In Madelaine, this closest of siblings, are found all of the confused desires and urges that stem from the id's insistent pleasure principle: the desires for love both maternal and erotic, and the need for a companion who would comfort, understand, and identify with Roderick/Poe.

It was those same elements of the pleasure principle that circumstance and John Allan, and others who helped to form Edgar's superego, kept always out of Poe's reach. Edgar suffered from this deprivation, just as Roderick suffered under the oppression of the mysterious intelligence that permeated the House of Usher. And this situation of gradual mental degradation is what a friend from happier days, the Narrator, enters into. The Narrator represents the ego, the sense of "I," trying to keep Roderick from going over the edge, to help him survive the struggle between the two pulling forces of the id and superego. But the Narrator was simply not strong enough. The House/superego, wins out and Madelaine, the id, must be buried because of it.

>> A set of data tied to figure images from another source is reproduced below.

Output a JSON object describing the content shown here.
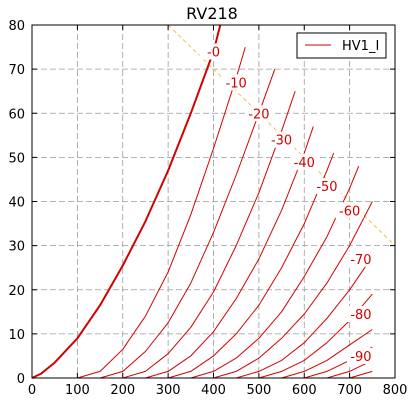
{
  "chart_data": {
    "type": "line",
    "title": "RV218",
    "xlabel": "",
    "ylabel": "",
    "xlim": [
      0,
      800
    ],
    "ylim": [
      0,
      80
    ],
    "xticks": [
      0,
      100,
      200,
      300,
      400,
      500,
      600,
      700,
      800
    ],
    "yticks": [
      0,
      10,
      20,
      30,
      40,
      50,
      60,
      70,
      80
    ],
    "grid": true,
    "legend": {
      "placement": "top-right",
      "entries": [
        "HV1_I"
      ]
    },
    "colors": {
      "series": "#d40000",
      "load_line": "#f2c04a",
      "grid": "#9a9a9a"
    },
    "series": [
      {
        "label": "-0",
        "x": [
          0,
          20,
          50,
          100,
          150,
          200,
          250,
          300,
          350,
          400,
          415
        ],
        "y": [
          0,
          1,
          3.5,
          9,
          16.5,
          25.5,
          35.5,
          47,
          60,
          74,
          80
        ]
      },
      {
        "label": "-10",
        "x": [
          100,
          150,
          200,
          250,
          300,
          350,
          400,
          450,
          470
        ],
        "y": [
          0,
          1.5,
          6.5,
          14,
          24,
          37,
          52,
          68,
          75
        ]
      },
      {
        "label": "-20",
        "x": [
          150,
          200,
          250,
          300,
          350,
          400,
          450,
          500,
          535
        ],
        "y": [
          0,
          1.5,
          6,
          12.5,
          21.5,
          33,
          46,
          60,
          70
        ]
      },
      {
        "label": "-30",
        "x": [
          200,
          250,
          300,
          350,
          400,
          450,
          500,
          550,
          580
        ],
        "y": [
          0,
          1.5,
          5.5,
          11.5,
          19.5,
          30,
          42,
          56,
          65
        ]
      },
      {
        "label": "-40",
        "x": [
          250,
          300,
          350,
          400,
          450,
          500,
          550,
          600,
          620
        ],
        "y": [
          0,
          1.5,
          5,
          10.5,
          18,
          27,
          38,
          51,
          57
        ]
      },
      {
        "label": "-50",
        "x": [
          300,
          350,
          400,
          450,
          500,
          550,
          600,
          650,
          665
        ],
        "y": [
          0,
          1.5,
          5,
          10,
          16.5,
          25,
          35,
          47,
          51
        ]
      },
      {
        "label": "-60",
        "x": [
          350,
          400,
          450,
          500,
          550,
          600,
          650,
          700,
          720
        ],
        "y": [
          0,
          1.5,
          4.5,
          9,
          15,
          23,
          32,
          43,
          48
        ]
      },
      {
        "label": "-70",
        "x": [
          400,
          450,
          500,
          550,
          600,
          650,
          700,
          750
        ],
        "y": [
          0,
          1.5,
          4.5,
          9,
          14.5,
          21.5,
          30,
          40
        ]
      },
      {
        "label": "-80",
        "x": [
          450,
          500,
          550,
          600,
          650,
          700,
          750
        ],
        "y": [
          0,
          1.5,
          4,
          8,
          13.5,
          20,
          27.5
        ]
      },
      {
        "label": "-90",
        "x": [
          500,
          550,
          600,
          650,
          700,
          750
        ],
        "y": [
          0,
          1.5,
          4,
          8,
          13,
          19
        ]
      },
      {
        "label": "",
        "x": [
          550,
          600,
          650,
          700,
          750
        ],
        "y": [
          0,
          1.5,
          4,
          7.5,
          11
        ]
      },
      {
        "label": "",
        "x": [
          600,
          650,
          700,
          750
        ],
        "y": [
          0,
          1.5,
          4,
          7
        ]
      },
      {
        "label": "",
        "x": [
          650,
          700,
          750
        ],
        "y": [
          0,
          1.5,
          4
        ]
      },
      {
        "label": "",
        "x": [
          700,
          750
        ],
        "y": [
          0,
          1.5
        ]
      }
    ],
    "curve_label_positions": [
      {
        "label": "-0",
        "x": 400,
        "y": 74
      },
      {
        "label": "-10",
        "x": 450,
        "y": 67
      },
      {
        "label": "-20",
        "x": 500,
        "y": 60
      },
      {
        "label": "-30",
        "x": 550,
        "y": 54
      },
      {
        "label": "-40",
        "x": 600,
        "y": 49
      },
      {
        "label": "-50",
        "x": 650,
        "y": 43.5
      },
      {
        "label": "-60",
        "x": 700,
        "y": 38
      },
      {
        "label": "-70",
        "x": 725,
        "y": 27
      },
      {
        "label": "-80",
        "x": 725,
        "y": 14.5
      },
      {
        "label": "-90",
        "x": 725,
        "y": 5
      }
    ],
    "load_line": {
      "x": [
        300,
        800
      ],
      "y": [
        80,
        30
      ]
    }
  }
}
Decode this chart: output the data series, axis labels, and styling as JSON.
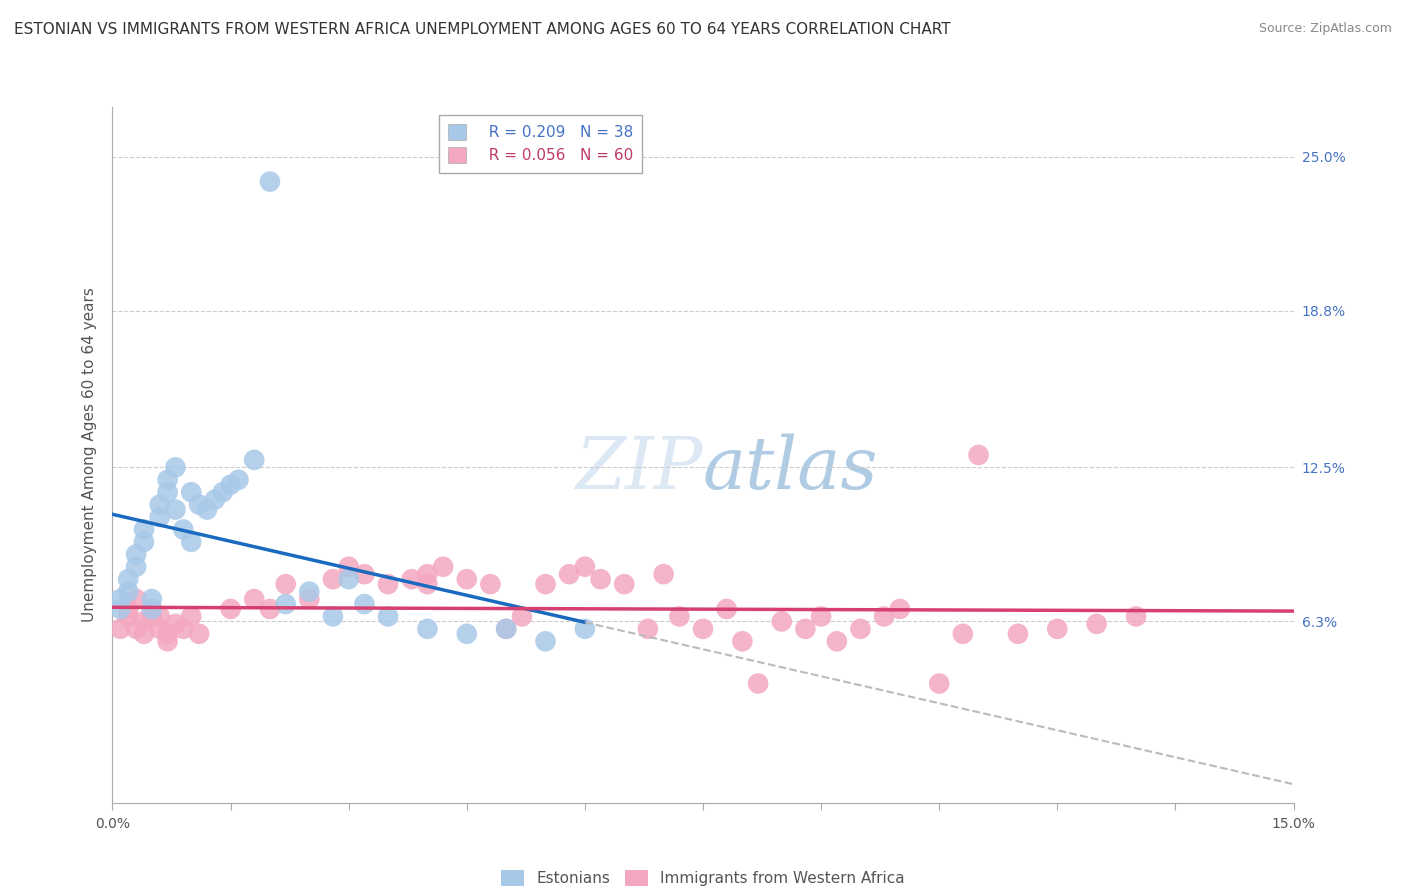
{
  "title": "ESTONIAN VS IMMIGRANTS FROM WESTERN AFRICA UNEMPLOYMENT AMONG AGES 60 TO 64 YEARS CORRELATION CHART",
  "source": "Source: ZipAtlas.com",
  "ylabel": "Unemployment Among Ages 60 to 64 years",
  "ytick_labels": [
    "6.3%",
    "12.5%",
    "18.8%",
    "25.0%"
  ],
  "ytick_values": [
    0.063,
    0.125,
    0.188,
    0.25
  ],
  "xlim": [
    0.0,
    0.15
  ],
  "ylim": [
    -0.01,
    0.27
  ],
  "estonian_R": 0.209,
  "estonian_N": 38,
  "western_africa_R": 0.056,
  "western_africa_N": 60,
  "estonian_color": "#a8c8e8",
  "western_africa_color": "#f4a8c0",
  "estonian_line_color": "#1a6bbf",
  "western_africa_line_color": "#d64070",
  "legend_label_estonian": "Estonians",
  "legend_label_western_africa": "Immigrants from Western Africa",
  "title_fontsize": 11,
  "source_fontsize": 9,
  "axis_label_fontsize": 11,
  "tick_fontsize": 10,
  "legend_fontsize": 11,
  "estonian_x": [
    0.001,
    0.001,
    0.002,
    0.002,
    0.003,
    0.003,
    0.004,
    0.004,
    0.005,
    0.005,
    0.006,
    0.006,
    0.007,
    0.007,
    0.008,
    0.008,
    0.009,
    0.01,
    0.01,
    0.011,
    0.012,
    0.013,
    0.014,
    0.015,
    0.016,
    0.018,
    0.02,
    0.022,
    0.025,
    0.028,
    0.03,
    0.032,
    0.035,
    0.04,
    0.045,
    0.05,
    0.055,
    0.06
  ],
  "estonian_y": [
    0.068,
    0.072,
    0.075,
    0.08,
    0.085,
    0.09,
    0.095,
    0.1,
    0.068,
    0.072,
    0.105,
    0.11,
    0.115,
    0.12,
    0.125,
    0.108,
    0.1,
    0.095,
    0.115,
    0.11,
    0.108,
    0.112,
    0.115,
    0.118,
    0.12,
    0.128,
    0.24,
    0.07,
    0.075,
    0.065,
    0.08,
    0.07,
    0.065,
    0.06,
    0.058,
    0.06,
    0.055,
    0.06
  ],
  "western_africa_x": [
    0.001,
    0.002,
    0.002,
    0.003,
    0.003,
    0.004,
    0.004,
    0.005,
    0.005,
    0.006,
    0.006,
    0.007,
    0.007,
    0.008,
    0.009,
    0.01,
    0.011,
    0.015,
    0.018,
    0.02,
    0.022,
    0.025,
    0.028,
    0.03,
    0.032,
    0.035,
    0.038,
    0.04,
    0.04,
    0.042,
    0.045,
    0.048,
    0.05,
    0.052,
    0.055,
    0.058,
    0.06,
    0.062,
    0.065,
    0.068,
    0.07,
    0.072,
    0.075,
    0.078,
    0.08,
    0.082,
    0.085,
    0.088,
    0.09,
    0.092,
    0.095,
    0.098,
    0.1,
    0.105,
    0.108,
    0.11,
    0.115,
    0.12,
    0.125,
    0.13
  ],
  "western_africa_y": [
    0.06,
    0.065,
    0.068,
    0.072,
    0.06,
    0.058,
    0.063,
    0.065,
    0.068,
    0.06,
    0.065,
    0.055,
    0.058,
    0.062,
    0.06,
    0.065,
    0.058,
    0.068,
    0.072,
    0.068,
    0.078,
    0.072,
    0.08,
    0.085,
    0.082,
    0.078,
    0.08,
    0.082,
    0.078,
    0.085,
    0.08,
    0.078,
    0.06,
    0.065,
    0.078,
    0.082,
    0.085,
    0.08,
    0.078,
    0.06,
    0.082,
    0.065,
    0.06,
    0.068,
    0.055,
    0.038,
    0.063,
    0.06,
    0.065,
    0.055,
    0.06,
    0.065,
    0.068,
    0.038,
    0.058,
    0.13,
    0.058,
    0.06,
    0.062,
    0.065
  ],
  "xtick_positions": [
    0.0,
    0.015,
    0.03,
    0.045,
    0.06,
    0.075,
    0.09,
    0.105,
    0.12,
    0.135,
    0.15
  ],
  "xtick_labels_show": [
    "0.0%",
    "",
    "",
    "",
    "",
    "",
    "",
    "",
    "",
    "",
    "15.0%"
  ]
}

But she (and the urges she represents) won't stay buried, and Roderick knows it. He senses that she's still alive, sees the "faint blush on the bosom and the face," (Poe 43) but attributes the signs of life to her illness and screws on the lid of the coffin anyway, in an effort to appease the superego. This initial burst of self-denial isn't isolated, Roderick feels the pull of his id repeatedly after that, but ignores it, favoring the stronger force of the superego. He tells the Narrator, "I heard her first feeble movements in the hollow coffin. I heard them--many, many days ago--yet I dared not-- I dared not speak! " (Poe 47) Roderick is not surprised by his sister's, the id's, "resurrection;" he foresaw it long before hand, and most likely the consequences of her rising as well. One way or another the conflict would finally be resolved.

By entombing his sister before she is fully dead, Roderick shows the attempted repression of Edgar's desires by his superego before he had come to terms with them. And raising Madelaine to slay Roderick, the author unconsciously makes a rather dire (and accurate) prediction of his own failure to adequately resolve his internal id/superego conflict.